Thursday, September 23, 2010

Mindfulness-Based Relapse Prevention: A Pilot Efficacy Study

In a previous post last week, I wrote a about Mindfulness-Based Relapse Prevention (MBRP), offering an introduction to the treatment and some background information. In this post, I’d like to report in detail about the results of the first randomized controlled trial of MBRP. (For those without a research background, randomized controlled trials or RCT’s are considered the gold standard of research.)

A few years ago, when I was a psychology intern at the Portland Veterans Affairs Medical Center in Portland, OR, I had the opportunity to conduct an MBRP group in the Substance Abuse Treatment Program. It was the first time MBRP had been offered at the VA. The veterans I worked with appeared to really like the program, and some continued to speak fondly of it for weeks after it ended. (I think my involvement may have even raised my own stature as an intern in their eyes!) I wasn’t able to collect any outcome data myself, but I’ve been interested in additional research on the effectiveness of MBRP.

From 2007-2008, a randomized pilot study was conducted with MBRP for the first time. Participants were recruited from a private, nonprofit agency, with 168 total. They were randomly assigned to either MBRP or the agencies standard treatment, which was process-oriented and based on the 12-step model (i.e., Alcoholics Anonymous). Outcome measures were administered at baseline, immediately after the 8-week MBRP program, and at 2- and 4-month follow-ups after the end of the 8 weeks.

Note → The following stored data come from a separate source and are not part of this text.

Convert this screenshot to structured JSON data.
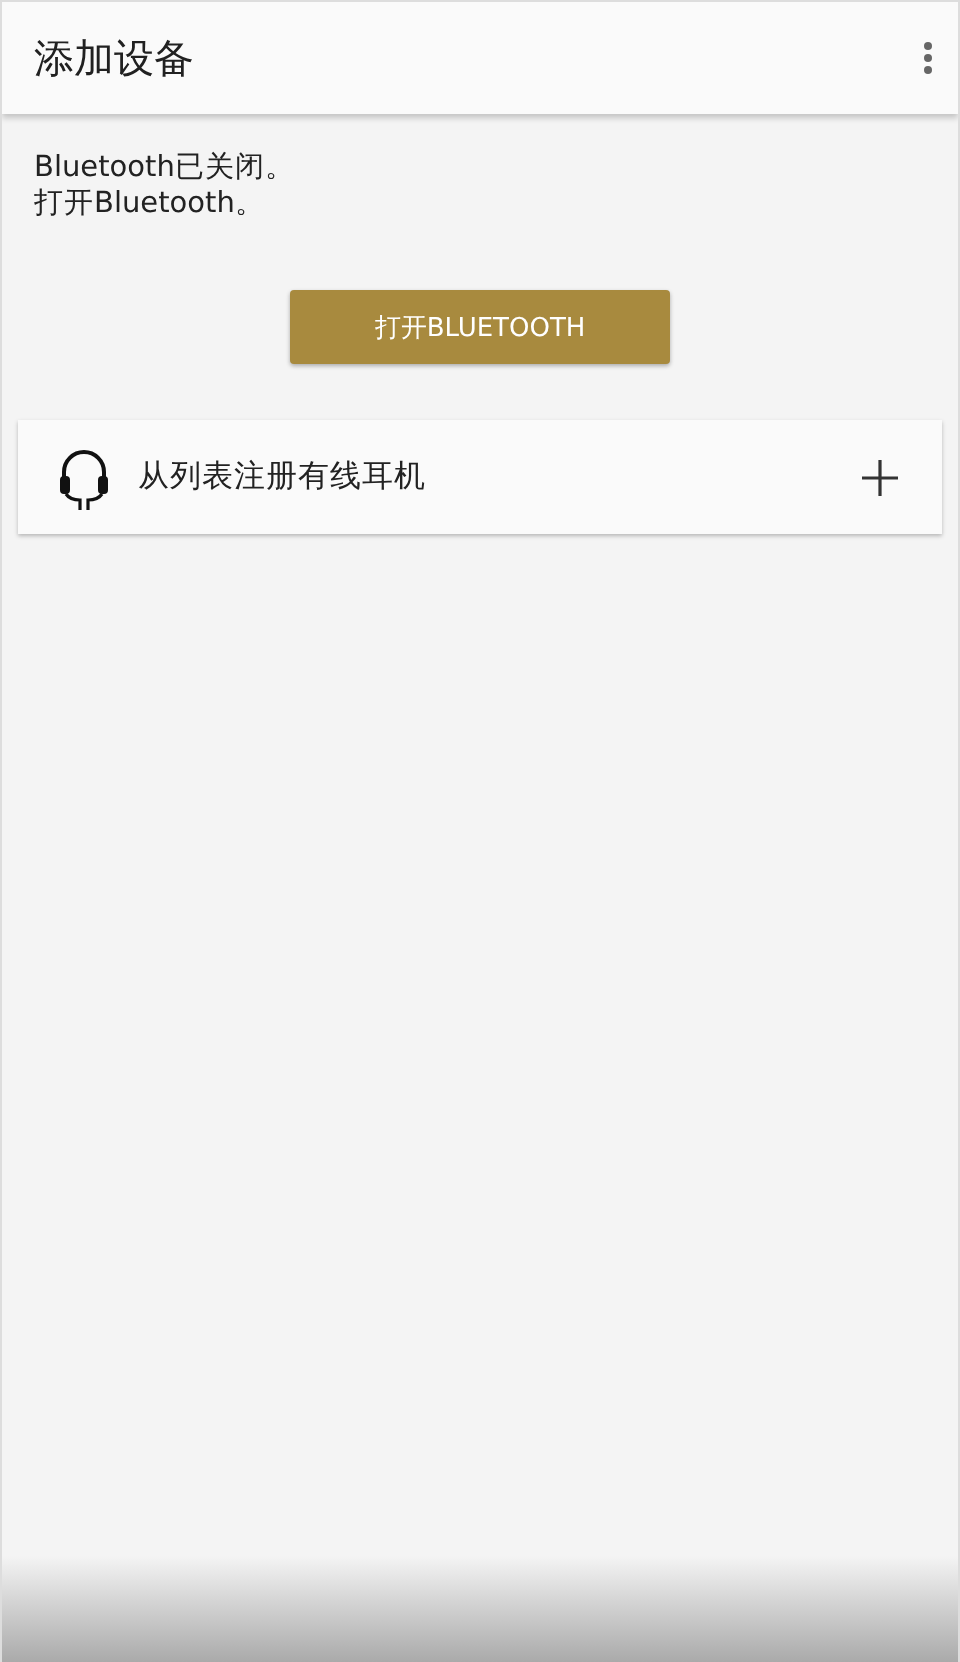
{
  "app_bar": {
    "title": "添加设备"
  },
  "message": [
    "Bluetooth已关闭。",
    "打开Bluetooth。"
  ],
  "primary_button": {
    "label": "打开BLUETOOTH"
  },
  "list_items": [
    {
      "kind": "headphones",
      "label": "从列表注册有线耳机"
    }
  ]
}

Results were published across two articles.

According to Bowen (2009), people who completed MBRP had fewer days of use, fewer cravings, and greater awareness and acceptance compared to those who completed the agency’s standard program. However, when the researchers looked at the follow-up 4 months after MBRP ended, there was little difference in days of substance use between those who had completed MBRP and those who had completed the standard treatment. The authors suggest the reason for this is that those in MBRP returned to the standard program after completing the 8-week MBRP; however, it still doesn’t indicate the treatment gains of MBRP are maintained very well following the end of the 8-week program. In a sense, it suggests the gains associated with MBRP may not stick.

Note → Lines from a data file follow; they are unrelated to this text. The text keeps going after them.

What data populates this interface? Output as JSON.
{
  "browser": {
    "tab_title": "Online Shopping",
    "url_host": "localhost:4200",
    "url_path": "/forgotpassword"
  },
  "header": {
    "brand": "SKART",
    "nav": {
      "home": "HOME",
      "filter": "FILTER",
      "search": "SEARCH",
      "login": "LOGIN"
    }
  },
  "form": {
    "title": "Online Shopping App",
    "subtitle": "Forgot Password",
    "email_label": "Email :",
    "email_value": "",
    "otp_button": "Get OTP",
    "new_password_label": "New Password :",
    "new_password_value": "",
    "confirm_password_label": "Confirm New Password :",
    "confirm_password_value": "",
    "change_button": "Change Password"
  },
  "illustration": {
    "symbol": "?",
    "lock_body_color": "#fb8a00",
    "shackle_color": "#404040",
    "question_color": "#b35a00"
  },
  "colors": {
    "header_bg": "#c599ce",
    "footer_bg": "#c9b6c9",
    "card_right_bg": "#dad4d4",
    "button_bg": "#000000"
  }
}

In the second article, Witkiewitz and Bowen (2010), the authors ran additional statistical analyses on the data from the first study to test some other hypothesis. The most interesting finding from these analyses related to differences in the experience of depression. For people who received standard care, there was a relationship between depressive symptoms and cravings; for example, more depressed people reported greater craving for drugs and alcohol. Additionally, as you might expect, those who were more depressed were more likely to use drugs and alcohol. For those who completed MBRP, however, there was no relationship between depression and cravings—those who were more depressed were no more likely to use than those who were less depressed.

What’s really fascinating about this second article is that results suggest depressed people who completed MBRP were less likely to use substances than depressed people who completed the agency’s regular program. It indicates mindfulness may make people more resilient to using drugs or alcohol even when their moods drop. Additional analyses indicated that everyone from the MBRP group who continued meditating (63%) remained abstinent. Although we cannot make causal attributions of this latter finding—those who continue meditating may be more motivated in general than those who stopped—it is promising. This is evidence that MBRP may help to “erase” the relationship between depression and substance use for many who complete the program.

Overall, these results suggest that MBRP is different than standard substance abuse treatment, but it is not clear how much better it is. For me, the most interesting finding is that those who participated in MBRP were less likely to use when depressed. This suggests MBRP may be particularly useful in helping substance abusers learn to tolerate negative moods. I look forward to what additional studies of MBRO may find.

For full citation:

Bowen, S., Chawla, N., Collins, S. E., Witkiewitz, K., Hsu, S., Grow, J., Clifasefi, S., et al. (2009). Mindfulness-based relapse prevention for substance use disorders: A pilot efficacy trial. Substance Abuse, 30(4), 295-305.

Witkiewitz, K., & Bowen, S. (2010). Depression, craving, and substance use following a randomized trial of mindfulness-based relapse prevention. Journal of Consulting and Clinical Psychology, 78(3), 362-374.